По сравнению с более поздними размышлениями на тему наивысшего добра аргументация Канта, изложенная в его первой «Критике», оценивается в меньшей степени. В своих поздних размышлениях Кант приходит к выводу, что мы не нуждаемся в надежде на счастье для того, чтобы принять решение действовать согласно марали. Напротив, такая мотивация оценивается Кантом как неподходящая нашей моральной обязанности. Обязанности существуют не для того, чтобы следовать им, – они должны быть приняты ради их собственной ценности. Таким образом мотивирующая сила самого практического разума может и должна использовать «царственные идеи морали» как основание для их собственного определения и осуществления.
Между тем, Кант не отказывается полностью от обязанности перед наивысшим добром. Он использует это понятие в иной роли, которую описывает в «Критике практического разума» (Kritik der praktischen Vernunft, 1788). Как и в первой «Критике», посвящённой способности разума принимать теоретические выводы, эта работа также содержит трансцендентную диалектику, где Кант исследует поиск практического разума в области «абсолютной тоталитарности основ того, что уже предоставлено». Кант считает необходимым поставить вопрос над тем, почему мы оправданы при признании безусловных основ практического разума, но не теоретического разума.
Аргументация первой «Критики» в доказательство наивысшего добра коренится в нашей нужде найти мотивацию для морального поведения. Однако в своей второй «Критике» эта аргументация принимает иной характер: разговор больше не идёт о нашей человеческой нужде в мотивации, – скорее, власть самого морального закона находится в зависимости от наивысшего добра.
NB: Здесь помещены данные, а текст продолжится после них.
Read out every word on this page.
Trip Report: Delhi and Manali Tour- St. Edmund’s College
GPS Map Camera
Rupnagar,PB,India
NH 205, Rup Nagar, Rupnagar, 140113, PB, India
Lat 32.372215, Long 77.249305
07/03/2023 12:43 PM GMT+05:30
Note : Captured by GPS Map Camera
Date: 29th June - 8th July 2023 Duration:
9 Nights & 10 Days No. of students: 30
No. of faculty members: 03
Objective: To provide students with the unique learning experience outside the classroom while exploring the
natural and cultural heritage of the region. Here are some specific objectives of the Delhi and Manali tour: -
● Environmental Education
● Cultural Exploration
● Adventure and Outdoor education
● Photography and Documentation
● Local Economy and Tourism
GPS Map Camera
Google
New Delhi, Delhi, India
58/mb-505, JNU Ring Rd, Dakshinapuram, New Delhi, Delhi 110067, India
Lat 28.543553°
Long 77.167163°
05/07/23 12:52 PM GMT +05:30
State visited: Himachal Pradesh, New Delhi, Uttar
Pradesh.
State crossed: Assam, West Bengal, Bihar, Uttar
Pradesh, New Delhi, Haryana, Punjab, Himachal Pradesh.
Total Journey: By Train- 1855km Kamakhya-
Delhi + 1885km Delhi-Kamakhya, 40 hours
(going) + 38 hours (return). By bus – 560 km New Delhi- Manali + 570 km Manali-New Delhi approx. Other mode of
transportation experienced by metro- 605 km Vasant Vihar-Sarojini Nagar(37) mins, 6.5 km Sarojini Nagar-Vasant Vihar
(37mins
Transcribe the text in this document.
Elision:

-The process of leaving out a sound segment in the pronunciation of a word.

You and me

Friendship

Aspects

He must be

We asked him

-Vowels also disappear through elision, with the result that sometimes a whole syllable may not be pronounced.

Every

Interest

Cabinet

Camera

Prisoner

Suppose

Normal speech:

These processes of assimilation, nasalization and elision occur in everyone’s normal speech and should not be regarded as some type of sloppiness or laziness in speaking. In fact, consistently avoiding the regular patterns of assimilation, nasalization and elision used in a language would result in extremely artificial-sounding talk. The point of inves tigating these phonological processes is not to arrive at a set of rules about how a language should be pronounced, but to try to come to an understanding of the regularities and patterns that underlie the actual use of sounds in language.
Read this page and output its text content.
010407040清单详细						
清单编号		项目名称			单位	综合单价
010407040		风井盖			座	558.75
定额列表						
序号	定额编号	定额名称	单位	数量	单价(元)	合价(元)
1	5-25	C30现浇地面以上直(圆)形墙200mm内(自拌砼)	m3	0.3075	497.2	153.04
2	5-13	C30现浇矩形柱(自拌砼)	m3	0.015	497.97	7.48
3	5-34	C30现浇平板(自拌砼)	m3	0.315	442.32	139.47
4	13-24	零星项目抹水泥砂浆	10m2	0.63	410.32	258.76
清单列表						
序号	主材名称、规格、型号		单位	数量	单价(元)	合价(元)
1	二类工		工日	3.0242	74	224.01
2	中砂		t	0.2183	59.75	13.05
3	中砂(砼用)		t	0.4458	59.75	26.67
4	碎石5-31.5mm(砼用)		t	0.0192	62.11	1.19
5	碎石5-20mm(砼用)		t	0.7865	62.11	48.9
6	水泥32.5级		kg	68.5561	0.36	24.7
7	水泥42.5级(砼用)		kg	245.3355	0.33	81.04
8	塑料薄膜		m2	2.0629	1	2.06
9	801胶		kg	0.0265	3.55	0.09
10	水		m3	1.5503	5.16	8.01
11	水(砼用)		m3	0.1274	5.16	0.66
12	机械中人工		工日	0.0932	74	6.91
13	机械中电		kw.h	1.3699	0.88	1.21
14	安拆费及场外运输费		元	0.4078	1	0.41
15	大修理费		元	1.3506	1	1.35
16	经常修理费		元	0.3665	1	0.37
В отличие от первой «Критики», где наивысшее добро представлено как идеал, во второй «Критике» мы видим, что аргументация Канта основывается на наивысшем добре как обязанности. Наша обязанность устанавливать наивысшее добро «неразрывно связана с моральным законом» и как таковая, следуя логике ««следует» означает «могу»», – «следует» за наивысшим добром, которого обязанность требует, предполагая, что наивысшее добро как идеал возможно.